I see you flipping through your Instagram feed, admiring the white granite countertops and freshly highlighted hair of the mama bloggers you follow. I see the way you then look at your small home, longing for a big kitchen and a yard with a pool. According to those photos, that’s what our children deserve, right? I see your uncomfortable expression when your mom friends ask you if you’re considering home or private schooling, yet you’re just concerned with how you’re going to afford adequate school clothes when that time comes. I see you pause at the grocery store, calculating how much produce you can afford after toilet paper and formula. I see you looking up Youtube videos on how to fix a broken belt for your car, because a repair wasn’t in the budget this month – and the ad before the Youtube video is a woman who looks just like you driving 2018’s best family SUV. After all, isn’t that what you should be driving? I see you internalizing and doubting and struggling to feel worthy in this season of life when all you can do is get by for your kids.

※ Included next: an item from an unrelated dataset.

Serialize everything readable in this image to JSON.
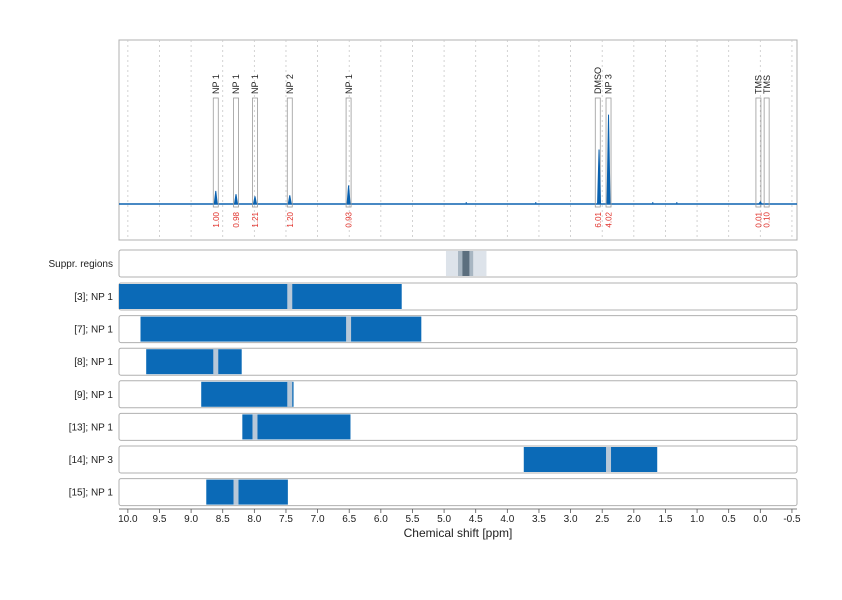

I see you because in so many ways I am you, and girlfriend, I am here to tell you something. The number of family trips you take to Disney each year do not in any way correlate with your competence as a parent. That goes for so many unfair comparisons. Whether you’re the unplanned mama who still lives with her mama, or the mama who got away from abuse, or the single-income stay at home mama – your strained financial situation has no effect on your ability to love and care for those beautiful babies well. In addition to that fact, honey, you are not alone! Most families cannot afford theme park annual passes. Most families cannot afford custom kitchen cabinets in a farmhouse on a few acres. Most women cannot afford big black suburbans and bushels of Winter Garden farmer’s market flowers in their Louis Vuitton on the passenger seat… (psssst even some of the ones who have it still can’t actually afford it)! If God only granted children to dreamy, Pinterest-worthy families with a killer savings account, then the world would miss out on a lot of really incredible kids. Because life for most people cannot, and will not, ever look like that.
So please stop comparing mama. Your kind of motherhood doesn’t have to look like your social media feed. You have earned this title. I hope you soak in how small and snuggly your kids are right now, instead of wishing you could skip to the season when you’re not living paycheck to paycheck. I hope you stop feeling awkward when people ask “what do you and your husband do?” and you have to say a job you’re embarrassed of, or that there is no man in the picture. Give yourself more credit mama, your hard work and sacrifice are instilling values in your children that will last far longer than any Mommy and Me monogrammed matching outfit, I promise.